Quando si parla di street art ci si riferisce all'arte di strada, ad un'arte libera e spontanea. Moltissimi sono i debiti nei confronti del graffitismo americano degli anni Ottanta tanto che per street art si intendono solitamente le tendenze artistiche sviluppatesi post-graffiti quindi dalla fine degli anni '90 fino ad oggi. 
Il valore iconografico della tag come firma indistinguibile resa arte dal writer rimane sempre una costante anche nello sviluppo di questo tipo di espressione in Italia ma a differenza del contesto in cui si era sviluppato il graffitismo americano, qui non viene dedicata un'attenzione esclusiva allo studio delle lettere e il linguaggio risulta molto contaminato. 
Si riconoscono spesso figure di tradizione fumettistica, ma anche rappresentazioni ironiche della contemporaneità che coinvolgono politici, eventi dell'attualità ma anche gente comune.
Più in generale il movimento street in Italia considera basilare la qualità del disegno individuando in esso una cultura personale e semplificando si può affermare che la produzione è guidata da due filoni fondamentali.
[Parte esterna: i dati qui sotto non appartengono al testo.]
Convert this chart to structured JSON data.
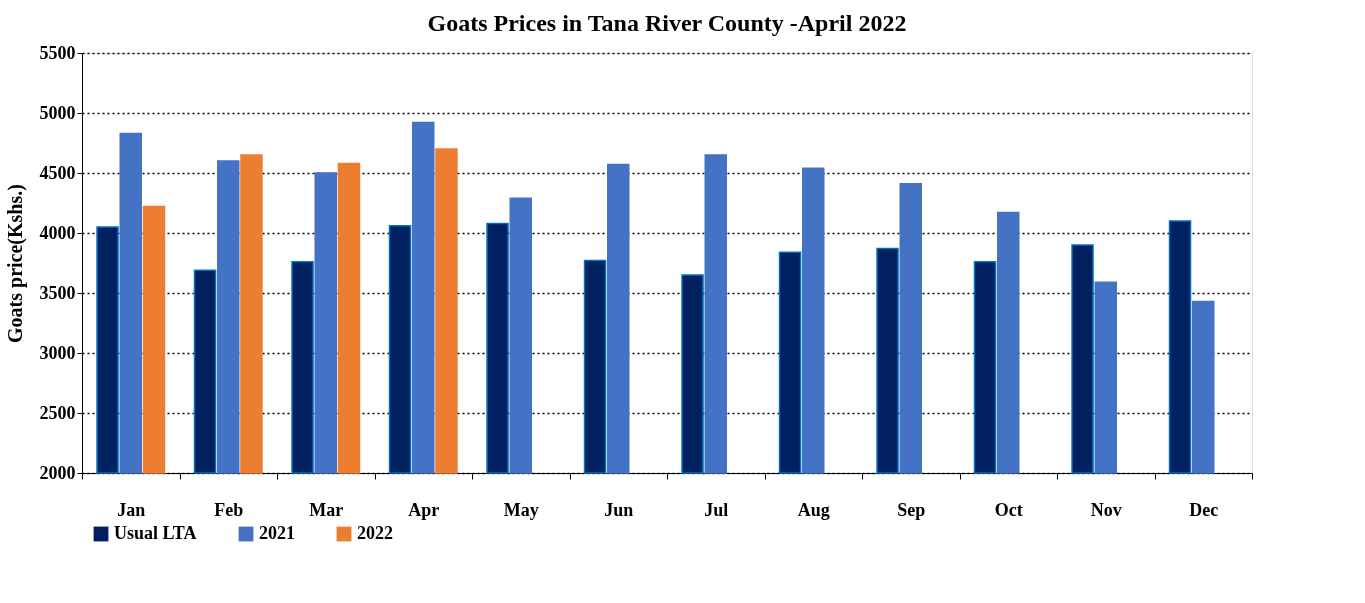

Uno è quello che riunisce i writer mossi da intenti di sovversione, di ribellione e di rifiuto delle istituzione e della proprietà, l'altro invece individua nella street art una semplice possibilità di esprimere la propria necessità artistica negli spazi intorno a loro per farla vivere quotidianamente inserendola nel contesto sociale.
In Italia si comincia a discutere del valore artistico della street art solo a partire dal Primi anni del Duemila quando i disegni si trovavano sui muri, sui treni e nei sottopassaggi costringendo le istituzioni pubbliche a porsi l'interrogativo relativo alla legittimità di questi gesti.
Le città più coinvolte inizialmente sono state Milano, Bologna e Roma con lievi differenze stilistiche: gli writers milanesi si sono orientati verso un riscontro ribelle in contrasto con la città puntando su una massificazione delle decorazioni tesa ad intercettare il maggior numero di persone, Bologna viene conosciuta soprattutto per gli interventi seriali mentre Roma viene conosciuta per la tecnica stencil (che prevede l'applicazione di vernice o pigmento su maschere di cartoncino che vanno poi rimosse).
Ad oggi le tecniche utilizzate, oltre allo spray e allo stencil, comprendono poster, sticker,  installazioni e performance e la street art influenza moltissimi settori artistici come la pittura, la scultura, la grafica, la pubblicità, il design, l'illustrazione, la moda e l'architettura.
Scegliamo volutamente di non citare nessun nome di writer perchè siamo fermamente convinti che questo tipo di arte debba appartenere al mondo in cui è nato e cresciuto e cioè alla strada. Sebbene alcune gallerie e televisioni abbiano studiato delle operazioni commerciali su questo tipo di arte, riteniamo non debba perdersi di vista il motivo per cui è nata, ossia il rifiuto delle regole del mercato dell'arte, il distacco e la condanna del commercio artistico a favore invece di un'arte che si manifesta spontaneamente e che si diffonde tra la gente che passeggia e che non sceglie di vedere e valutare le opere ma si trova a doversi confrontare con esse. Il fascino di un'arte di strada è questo e risulta restrittivo ricondurla forzatamente al meccanismo rigido della valutazione economica.
Ben venga la diffusione della cultura street come arte, si mettano a disposizione dei writers spazi pubblici da rivalorizzare in cui gli artisti possano realmente contribuire a migliorare l'estetica e il valore del quartiere in modo libero e in linea con la loro filosofia, senza mettere a rischio edifici storici o privati evitando così anche i giustificati provvedimenti di restrizione da parte delle istituzioni.